I’ve read a few posts on bitwise tilemapping and I think they kind of over complicate the idea so I wanted to take a whack at explaining it.
The basic idea is that, instead of needing to meticulously place every tile for a given map (slow, manual), you can mathematically calculate what tile should go where (fast, automatic!) depending on its surrounding tiles. This means you can basically say “land here” on a map and it will place the proper land tile by accounting for the surrounding tiles. This is how most level editors with “brushes” work. The “brush” is just calculating the proper tile to use for a given connection. It may seem like magic but this is pretty easy to do on your own!
Imagine you have a single tile and imagine a data structure that says whether a tile exists in a given direction from that tile. So if I’m checking the North, South, East, and West directions, my data structure would be “NSEW”. For each of those directions, a tile can either exist at that position or not, meaning each direction can be either True (tile exists) or False (no tile).
So a tile with only a tile to the north of it would be “TFFF”. To only the south and the west would be “FTFT”. Look familiar? This is just binary! So TFFF = 1000 = 8 and FTFT = 0101 = 5. Hence, every unique combination directions yields a unique number from 1 to 15. You can also rearrange your “data structure” to make the values different — so instead of NSEW you could use SENW or something like that. Note that your bitwise numbers would change, but as long as you are consistent with how you “encode” the directions you’ll be fine.
With a direct mapping of unique directions to unique number, you can build a simple look up table to tell your game what sprite should go where. So for the following tile map:
A calculated bitwise index then maps to a sprite. Note that you can also easily check corners by just expanding your data structure to include those checks, something like N|S|E|W|NE|NW|SE|SW
Although what I presented suggests that you just convert from binary to integer, the term “bitwise” comes from the fact that older ways in which you did this likely used actual bitwise operators for determining the correct tile (to conserve memory). So “North” was likely hardcoded as 1000, South as 0100, East as 0010, and West as 0001. If a tile existed in those directions, you would “logical or” combine them, so NORTH | SOUTH = 1100 = 12, which then maps to a sprite value. You could also still do it this way!

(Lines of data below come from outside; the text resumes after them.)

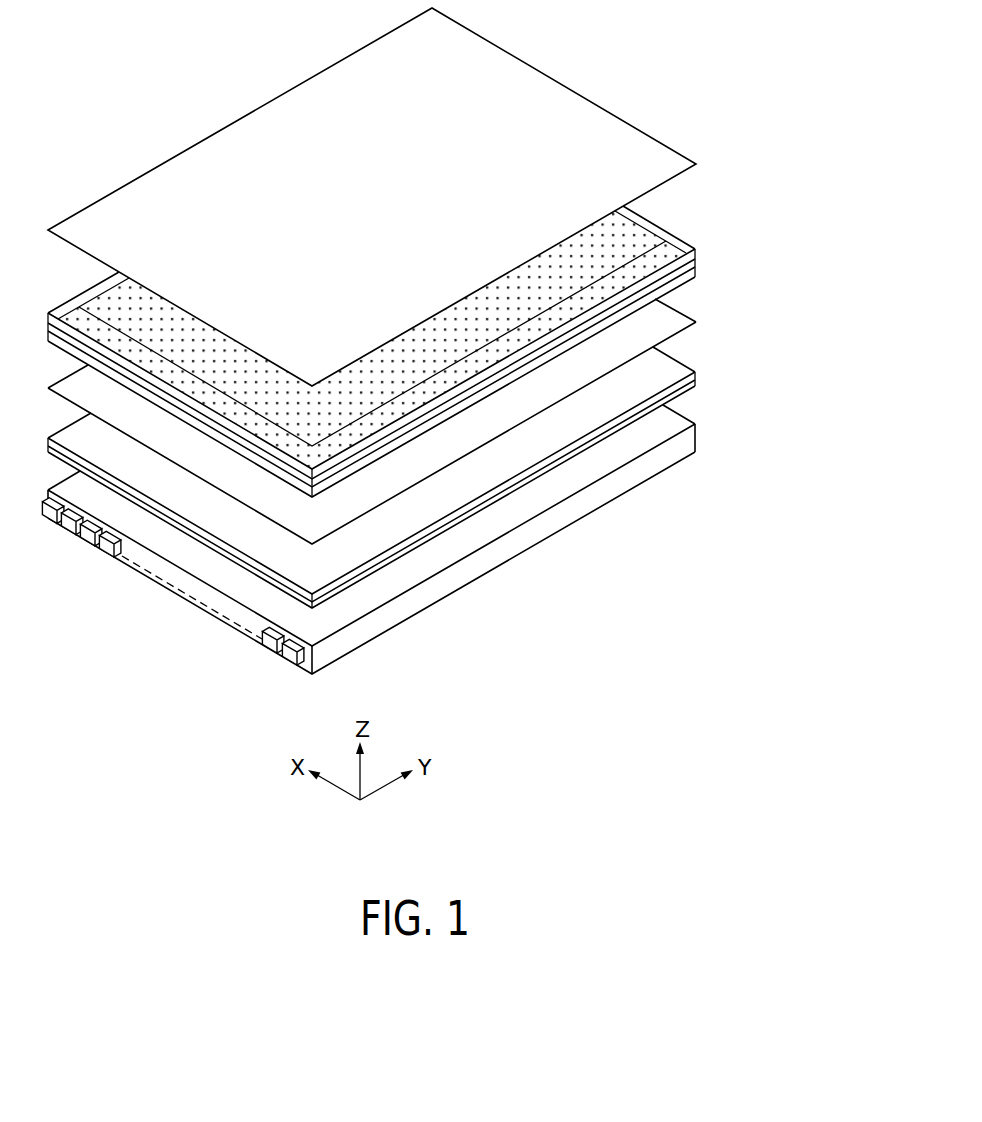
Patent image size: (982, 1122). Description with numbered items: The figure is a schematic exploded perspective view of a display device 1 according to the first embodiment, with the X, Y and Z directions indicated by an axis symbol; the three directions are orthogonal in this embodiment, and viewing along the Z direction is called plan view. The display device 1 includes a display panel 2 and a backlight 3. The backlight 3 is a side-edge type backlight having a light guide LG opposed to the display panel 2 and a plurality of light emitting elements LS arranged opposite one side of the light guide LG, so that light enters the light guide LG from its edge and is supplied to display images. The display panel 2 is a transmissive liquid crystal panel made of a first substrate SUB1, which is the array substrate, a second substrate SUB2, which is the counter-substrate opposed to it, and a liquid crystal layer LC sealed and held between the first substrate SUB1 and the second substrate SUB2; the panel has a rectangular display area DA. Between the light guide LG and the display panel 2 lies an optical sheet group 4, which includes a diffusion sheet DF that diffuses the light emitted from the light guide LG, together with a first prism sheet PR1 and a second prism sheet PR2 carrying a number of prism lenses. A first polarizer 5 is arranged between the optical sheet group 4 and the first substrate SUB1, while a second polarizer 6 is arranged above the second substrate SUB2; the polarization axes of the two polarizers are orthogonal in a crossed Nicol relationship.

The display device 1 is at (135, 153).
The display panel 2 is at (440, 336).
The backlight 3 is at (368, 552).
The optical sheet group 4 is at (433, 472).
The first polarizer 5 is at (690, 318).
The second polarizer 6 is at (665, 147).
The display area DA is at (650, 220).
The second substrate SUB2 is at (697, 247).
The liquid crystal layer LC is at (698, 262).
The first substrate SUB1 is at (697, 276).
The second prism sheet PR2 is at (697, 366).
The first prism sheet PR1 is at (699, 377).
The diffusion sheet DF is at (690, 396).
The light guide LG is at (383, 622).
The light emitting elements LS is at (264, 649).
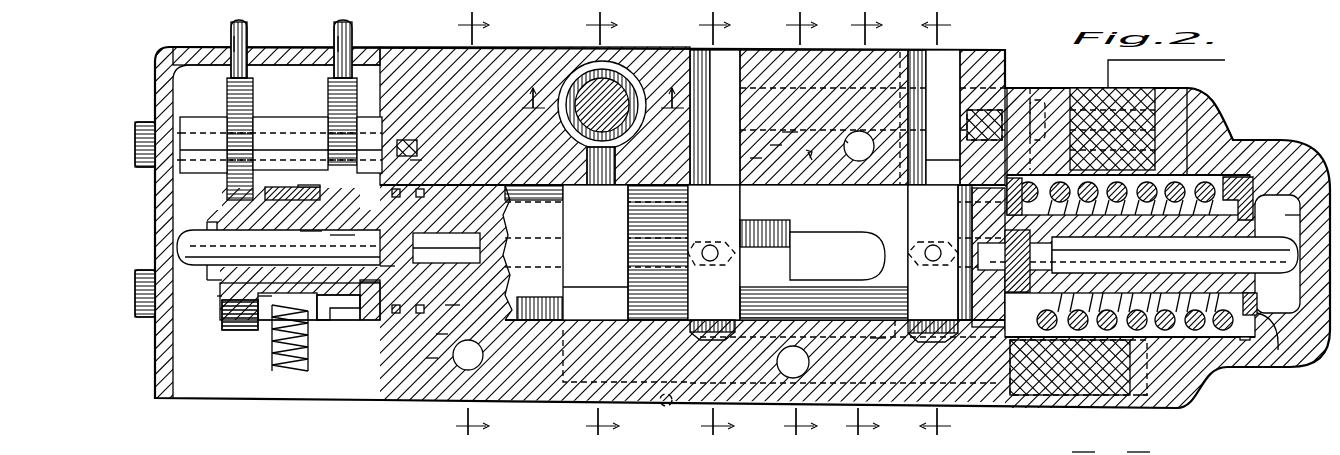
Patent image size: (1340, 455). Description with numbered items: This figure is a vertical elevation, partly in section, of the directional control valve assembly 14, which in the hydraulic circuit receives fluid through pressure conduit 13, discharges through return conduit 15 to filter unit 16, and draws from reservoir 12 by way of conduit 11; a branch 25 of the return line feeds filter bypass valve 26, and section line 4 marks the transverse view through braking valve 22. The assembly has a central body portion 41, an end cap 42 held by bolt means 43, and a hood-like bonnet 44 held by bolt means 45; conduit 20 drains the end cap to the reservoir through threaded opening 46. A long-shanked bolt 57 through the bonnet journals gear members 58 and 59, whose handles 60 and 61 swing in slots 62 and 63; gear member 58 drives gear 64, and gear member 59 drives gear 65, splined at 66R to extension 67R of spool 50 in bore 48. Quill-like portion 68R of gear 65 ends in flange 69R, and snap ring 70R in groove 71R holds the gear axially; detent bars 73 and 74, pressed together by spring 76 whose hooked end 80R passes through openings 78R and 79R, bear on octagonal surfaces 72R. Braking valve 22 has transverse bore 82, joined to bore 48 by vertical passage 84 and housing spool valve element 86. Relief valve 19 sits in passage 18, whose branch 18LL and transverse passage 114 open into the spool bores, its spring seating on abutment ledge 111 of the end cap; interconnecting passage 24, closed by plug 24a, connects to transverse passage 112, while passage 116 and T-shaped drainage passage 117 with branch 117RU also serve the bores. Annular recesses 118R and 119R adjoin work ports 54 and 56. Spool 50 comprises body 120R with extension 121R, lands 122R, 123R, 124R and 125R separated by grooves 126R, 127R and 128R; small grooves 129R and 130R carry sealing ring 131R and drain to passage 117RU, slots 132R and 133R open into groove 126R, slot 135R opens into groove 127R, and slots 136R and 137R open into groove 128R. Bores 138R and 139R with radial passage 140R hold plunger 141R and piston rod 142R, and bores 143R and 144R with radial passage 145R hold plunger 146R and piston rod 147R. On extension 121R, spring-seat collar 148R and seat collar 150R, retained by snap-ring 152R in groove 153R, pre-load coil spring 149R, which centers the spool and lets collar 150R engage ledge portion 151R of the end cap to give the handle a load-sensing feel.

The section line 4- 4 is at (597, 109).
The conduit 11 is at (482, 227).
The reservoir 12 is at (612, 227).
The pressure conduit 13 is at (727, 227).
The directional control valve assembly 14 is at (528, 22).
The return conduit 15 is at (944, 229).
The filter unit 16 is at (950, 227).
The interconnecting passage 18 is at (667, 404).
The diagonal branch 18LL is at (594, 356).
The relief valve 19 is at (1072, 392).
The conduit 20 is at (1180, 62).
The braking or anti-cavitation valve 22 is at (561, 73).
The interconnecting fluid passage 24 is at (826, 85).
The closure plug 24a is at (1032, 88).
The branch 25 is at (1081, 452).
The filter bypass valve 26 is at (1136, 452).
The central body portion 41 is at (998, 62).
The end cap 42 is at (1198, 117).
The bolt means 43 is at (1040, 90).
The bonnet 44 is at (272, 47).
The bolt means 45 is at (152, 320).
The threaded opening 46 is at (1138, 90).
The bore 48 is at (766, 185).
The valve spool element 50 is at (845, 140).
The work port 54 is at (700, 55).
The work port 56 is at (918, 56).
The long-shanked bolt 57 is at (150, 122).
The gear member 58 is at (254, 95).
The gear member 59 is at (330, 96).
The operating control handle 60 is at (237, 26).
The operating control handle 61 is at (354, 24).
The slot 62 is at (234, 44).
The slot 63 is at (338, 42).
The gear 64 is at (225, 182).
The gear 65 is at (344, 320).
The splining 66R is at (278, 247).
The reduced-diametered end section 67R is at (339, 243).
The quill-like portion 68R is at (268, 298).
The flange 69R is at (218, 298).
The snap ring 70R is at (220, 288).
The annular groove 71R is at (218, 276).
The octagonal surface 72R is at (240, 330).
The detent member 73 is at (310, 185).
The detent member 74 is at (320, 320).
The spring 76 is at (282, 370).
The opening 78R is at (312, 230).
The opening 79R is at (282, 257).
The hooked terminus 80R is at (290, 185).
The transverse bore 82 is at (566, 133).
The vertical passage 84 is at (622, 142).
The spool valve element 86 is at (632, 76).
The abutment ledge 111 is at (1143, 396).
The transverse passage 112 is at (866, 130).
The transverse passage 114 is at (806, 355).
The transverse passage 116 is at (480, 350).
The drainage passage 117 is at (408, 215).
The transverse branch 117RU is at (422, 160).
The annular recess 118R is at (756, 156).
The annular recess 119R is at (936, 117).
The body member 120R is at (713, 185).
The reduced diametered extension 121R is at (1135, 215).
The land 122R is at (462, 183).
The land 123R is at (640, 168).
The land 124R is at (812, 160).
The land 125R is at (985, 188).
The groove 126R is at (576, 185).
The groove 127R is at (775, 142).
The groove 128R is at (920, 183).
The annular groove 129R is at (430, 360).
The annular groove 130R is at (442, 336).
The fluid-sealing ring member 131R is at (420, 152).
The slot-like recess 132R is at (578, 208).
The slot-like recess 133R is at (565, 300).
The slot-like recess 135R is at (830, 276).
The slot-like recess 136R is at (878, 340).
The slot-like recess 137R is at (790, 130).
The bore 138R is at (384, 266).
The bore 139R is at (452, 305).
The radial passage 140R is at (716, 261).
The plunger 141R is at (190, 222).
The piston rod 142R is at (413, 246).
The bore 143R is at (1158, 273).
The bore 144R is at (1000, 272).
The radial passage 145R is at (942, 238).
The plunger 146R is at (1290, 215).
The piston rod 147R is at (1056, 252).
The spring-seat collar 148R is at (1014, 178).
The coil spring 149R is at (1158, 174).
The seat collar 150R is at (1250, 178).
The ledge portion 151R is at (1245, 340).
The snap-ring 152R is at (1265, 318).
The annular groove 153R is at (1275, 252).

In doing the operation “bitwise”, you’re assigning unique powers of 2 to every possible neighbor tile, and hence ensuring that (bitwise) combinations of the neighbors are unique and non-repeatable. If you just assigned random numbers, you run into two issues:
Tile direction combinations aren’t guaranteed to be unique. If you just used the numbers 1-4 for directions North(1), South(2), East(3), West(4), different directional combinations would yield the same result in the created lookup table. For this example, a tile with a neighbor to the North(1) and South(2) would yield a lookup value of 3, the same value as a tile with a neighbor only to the East(3).

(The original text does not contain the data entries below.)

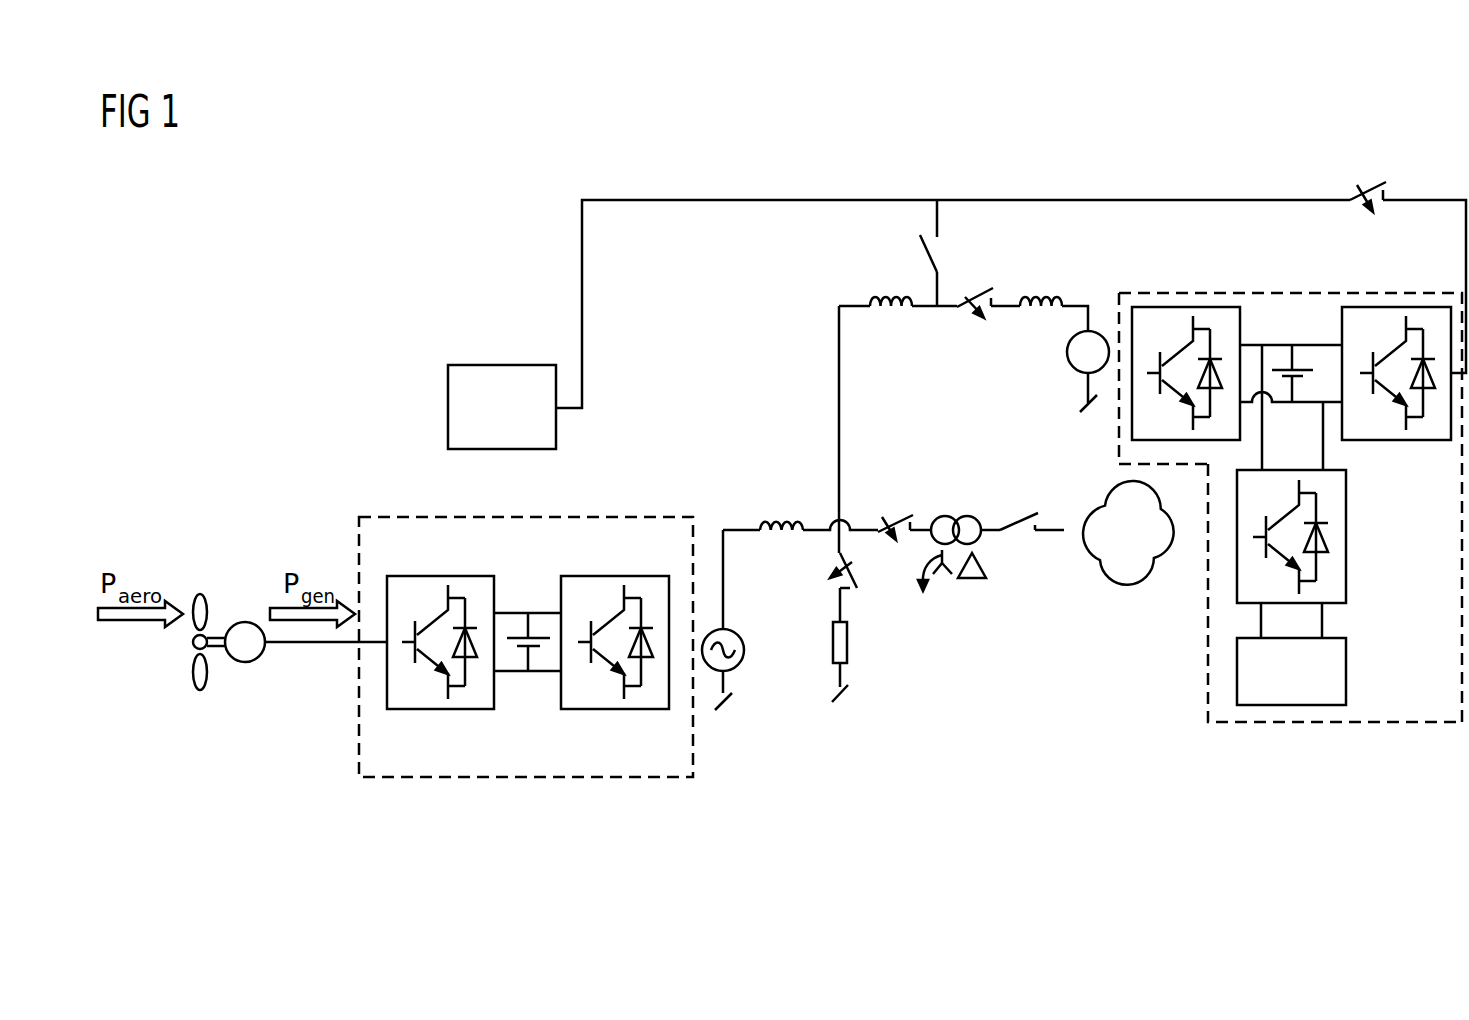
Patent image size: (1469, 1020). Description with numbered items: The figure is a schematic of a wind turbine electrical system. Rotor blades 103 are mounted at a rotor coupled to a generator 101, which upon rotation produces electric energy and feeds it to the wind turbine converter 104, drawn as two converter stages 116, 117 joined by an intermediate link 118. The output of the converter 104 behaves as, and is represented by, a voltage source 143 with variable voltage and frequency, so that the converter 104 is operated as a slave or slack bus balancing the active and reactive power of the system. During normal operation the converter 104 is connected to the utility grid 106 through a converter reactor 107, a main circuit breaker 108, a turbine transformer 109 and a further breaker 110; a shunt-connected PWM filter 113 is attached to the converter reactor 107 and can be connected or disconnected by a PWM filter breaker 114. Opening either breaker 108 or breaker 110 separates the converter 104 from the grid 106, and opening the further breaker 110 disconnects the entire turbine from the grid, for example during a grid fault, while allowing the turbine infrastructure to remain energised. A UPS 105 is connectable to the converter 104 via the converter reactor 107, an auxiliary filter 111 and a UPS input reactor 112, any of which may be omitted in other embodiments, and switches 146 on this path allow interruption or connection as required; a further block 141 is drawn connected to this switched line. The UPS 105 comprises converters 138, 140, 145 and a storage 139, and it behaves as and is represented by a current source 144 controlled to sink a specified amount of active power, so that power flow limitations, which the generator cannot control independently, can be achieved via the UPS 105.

The generator 101 is at (245, 622).
The rotor blades 103 is at (200, 690).
The wind turbine converter 104 is at (670, 517).
The UPS 105 is at (1337, 722).
The utility grid 106 is at (1125, 588).
The converter reactor 107 is at (783, 530).
The main circuit breaker 108 is at (887, 518).
The turbine transformer 109 is at (945, 516).
The further breaker 110 is at (1020, 512).
The auxiliary filter 111 is at (895, 302).
The UPS input reactor 112 is at (1047, 287).
The PWM filter 113 is at (847, 643).
The circuit breaker 114 is at (857, 588).
The generator-side converter 116 is at (441, 709).
The grid-side converter 117 is at (615, 709).
The DC link capacitor 118 is at (528, 690).
The converter 138 is at (1185, 307).
The storage 139 is at (1346, 672).
The converter 140 is at (1398, 307).
The controller 141 is at (503, 365).
The voltage source 143 is at (744, 650).
The current source 144 is at (1073, 367).
The converter 145 is at (1346, 537).
The switches 146 is at (1377, 157).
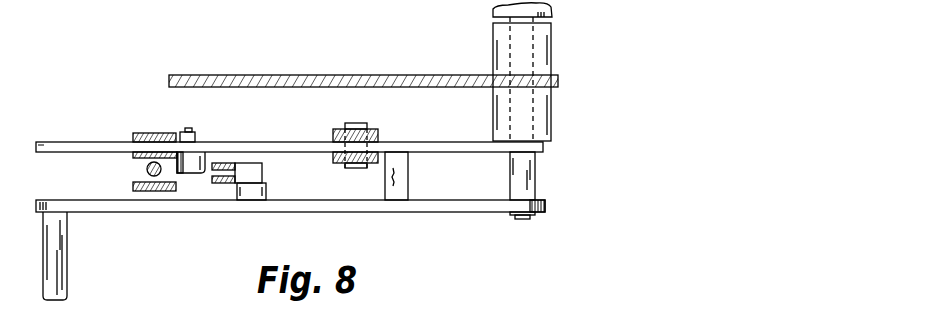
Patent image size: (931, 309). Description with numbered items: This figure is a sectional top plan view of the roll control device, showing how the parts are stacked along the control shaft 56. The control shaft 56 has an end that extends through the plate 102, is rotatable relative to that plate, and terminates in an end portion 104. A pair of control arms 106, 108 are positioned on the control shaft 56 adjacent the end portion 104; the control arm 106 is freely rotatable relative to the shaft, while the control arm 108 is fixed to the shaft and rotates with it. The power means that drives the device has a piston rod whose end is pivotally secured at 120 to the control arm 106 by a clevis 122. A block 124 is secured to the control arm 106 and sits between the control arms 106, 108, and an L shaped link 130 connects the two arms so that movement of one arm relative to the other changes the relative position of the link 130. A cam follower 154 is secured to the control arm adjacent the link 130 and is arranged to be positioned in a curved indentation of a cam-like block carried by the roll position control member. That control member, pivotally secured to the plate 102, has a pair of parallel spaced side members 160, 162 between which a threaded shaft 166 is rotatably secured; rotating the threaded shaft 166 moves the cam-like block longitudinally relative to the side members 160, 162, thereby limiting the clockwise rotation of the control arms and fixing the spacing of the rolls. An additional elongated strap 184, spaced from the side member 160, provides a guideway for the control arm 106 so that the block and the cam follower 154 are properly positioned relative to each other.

The control shaft 56 is at (493, 11).
The plate 102 is at (378, 57).
The end portion 104 is at (528, 219).
The control arm 106 is at (465, 140).
The control arm 108 is at (470, 212).
The pivotal connection 120 is at (356, 123).
The clevis 122 is at (333, 133).
The block 124 is at (409, 173).
The L shaped link 130 is at (262, 170).
The cam follower 154 is at (203, 160).
The side member 160 is at (133, 155).
The side member 162 is at (145, 192).
The threaded shaft 166 is at (146, 167).
The elongated strap 184 is at (152, 132).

If you were smarter about your assignment and did something like North(12), South(13), East(18), West(45), you would generate unique table lookup values, but they wouldn’t necessarily have any meaningful relationship to each other. Assigning directional values in a bitwise manner allows them to maintain a small memory footprint and be deterministic and open for operations — if you want to check if a tile exists to the North of a tile with a bitwise value (and you’re storing the bitwise value), you can just use if(value & NORTH > 0).